This is an expanded version of an earlier poem I think I submitted here
called The Burner. Now it's a sort of companion piece I suppose.
Bill
East Ivanhoe State's Tuckshop lit up our lives.
A drab building adjoining the library when shut,
it sprang to colourful life each recess and lunchtime.
Bright boxes of pink musk sticks; yellow cartons
of flat twelve-inch liquorice straps, a penny a pop,
longitudinally peelable, so six for the price of one.
Chocolate Royals we smashed on our foreheads
before easing off cracked chocolate to reveal
marshmallow- white or pink - on a crisp jam biscuit.
And what about local mash-ups like 'favouries':
rolled-up buttered soft pikelets, two a penny.
Cut sandwiches from home - huh!

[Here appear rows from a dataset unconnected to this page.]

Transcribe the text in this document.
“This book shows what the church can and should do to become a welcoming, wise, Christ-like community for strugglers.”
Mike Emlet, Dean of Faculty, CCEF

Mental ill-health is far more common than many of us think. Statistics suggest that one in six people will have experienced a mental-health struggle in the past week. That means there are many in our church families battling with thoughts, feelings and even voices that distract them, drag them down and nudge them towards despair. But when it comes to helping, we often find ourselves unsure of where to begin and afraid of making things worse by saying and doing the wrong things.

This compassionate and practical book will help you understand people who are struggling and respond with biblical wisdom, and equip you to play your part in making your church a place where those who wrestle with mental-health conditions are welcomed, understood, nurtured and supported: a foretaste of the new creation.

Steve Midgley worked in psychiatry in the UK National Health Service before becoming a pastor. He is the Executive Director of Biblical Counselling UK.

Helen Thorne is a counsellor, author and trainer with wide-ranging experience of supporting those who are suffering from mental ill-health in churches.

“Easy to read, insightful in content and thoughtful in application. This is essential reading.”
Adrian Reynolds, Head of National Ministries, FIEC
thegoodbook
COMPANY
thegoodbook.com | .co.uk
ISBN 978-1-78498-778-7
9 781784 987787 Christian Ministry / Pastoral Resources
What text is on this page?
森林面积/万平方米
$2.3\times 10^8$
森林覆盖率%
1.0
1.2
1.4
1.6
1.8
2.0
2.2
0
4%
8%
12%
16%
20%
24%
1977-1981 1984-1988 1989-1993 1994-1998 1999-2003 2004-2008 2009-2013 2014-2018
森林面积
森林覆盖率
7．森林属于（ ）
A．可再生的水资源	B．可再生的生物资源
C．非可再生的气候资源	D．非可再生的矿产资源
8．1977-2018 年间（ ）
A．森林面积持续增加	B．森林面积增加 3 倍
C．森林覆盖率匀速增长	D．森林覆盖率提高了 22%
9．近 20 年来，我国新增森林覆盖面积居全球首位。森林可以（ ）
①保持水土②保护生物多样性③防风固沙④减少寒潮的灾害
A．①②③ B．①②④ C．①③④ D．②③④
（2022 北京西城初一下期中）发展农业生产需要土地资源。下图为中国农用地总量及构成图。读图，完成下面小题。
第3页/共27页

No competition.
Summer treats were Sunnyboys: sweet orange
cordial in tetrahedral paks, also available frozen,
the better for lasting longer, but forcing choices.
Do you suck out the flavour as the frozen bit melts
knowing you will leave tasteless pale ice at the end
or do you belt your Sunnyboy on a Tuckshop rail,
allowing an even mixture of flavour and ice crunch?
Or for true aficionados: wait, slurp up ice, let it drop
back to pak, slurp some more until all that's left
is impossibly superlative concentrated cold orange.
And then the ripping apart of soggy silver foil;
who had a 'lucky'? The magic printed blue words
'free tetra pak' inside entitled you to suck again.
If you dipped out, and The Burner had already
been raked through, search for unripped paks.
Classrooms were the places for skill acquisition,
gyms and ovals for physical jerks but for sheer
sensuality, it's hard to go past The Tuckshop.